Polens Kirche kämpft um ihre Macht

Kardinal Glemp und sein Beraterkreis setzen auf nationalistische, populistische und teils antisemitische Parolen / Die Kirche hat nach der innenpolitischen Öffnung in Polen an Einfluß verloren und wird nicht mehr als Vermittlerin zur Staatsmacht gebraucht  ■  Aus Warschau Klaus Bachmann

Kardinal Glemp versucht mit seinem Beraterkreis mit aller Kraft, nach der politischen Öffnung in Polen einem drohenden Machtverlust entgegenzuwirken.
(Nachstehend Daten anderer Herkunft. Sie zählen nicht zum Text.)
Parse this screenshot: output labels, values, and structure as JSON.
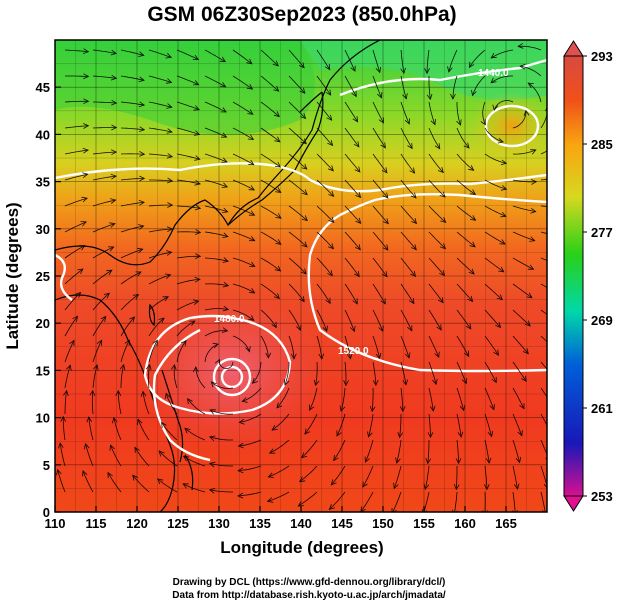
{
  "chart_data": {
    "type": "heatmap",
    "title": "GSM 06Z30Sep2023 (850.0hPa)",
    "xlabel": "Longitude (degrees)",
    "ylabel": "Latitude (degrees)",
    "xlim": [
      110,
      170
    ],
    "ylim": [
      0,
      50
    ],
    "x_ticks": [
      "110",
      "115",
      "120",
      "125",
      "130",
      "135",
      "140",
      "145",
      "150",
      "155",
      "160",
      "165"
    ],
    "y_ticks": [
      "0",
      "5",
      "10",
      "15",
      "20",
      "25",
      "30",
      "35",
      "40",
      "45"
    ],
    "grid": true,
    "colorbar": {
      "range": [
        253,
        293
      ],
      "ticks": [
        "293",
        "285",
        "277",
        "269",
        "261",
        "253"
      ],
      "colors": [
        "#d84a40",
        "#f0501a",
        "#f8a410",
        "#d8d820",
        "#2ad018",
        "#00d8a8",
        "#0060d8",
        "#1818b8",
        "#d81090"
      ]
    },
    "contours": [
      {
        "label": "1440.0"
      },
      {
        "label": "1480.0"
      },
      {
        "label": "1520.0"
      }
    ],
    "features": {
      "low_center": [
        131,
        16
      ],
      "high_center": [
        165,
        42
      ]
    },
    "credits": [
      "Drawing by DCL (https://www.gfd-dennou.org/library/dcl/)",
      "Data from http://database.rish.kyoto-u.ac.jp/arch/jmadata/"
    ]
  }
}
In ihrer jüngsten Ausgabe veröffentlichte die in Paris erscheinende polnische Exilzeitschrift 'Kultura‘ Äußerungen des Primas und seines Intimus Maciej Giertych zu einem Strategiepapier, das der Beraterstab des Kardinals zur künftigen Rolle der Kirche in Polen entwickelt hatte. Titel des Entwurfs: „Meinungsfreiheit in Staat und Gesellschaft“. Glaubens- und Gewissensfreiheit werden in diesem Zusammenhang als Produkte marxistischer Ideologie hingestellt, die nur das Ziel verfolgten, den Einfluß der Religion zu unterminieren. Toleranz sei nur dort möglich, wo sich der Staat von der katholischen Ethik leiten ließe.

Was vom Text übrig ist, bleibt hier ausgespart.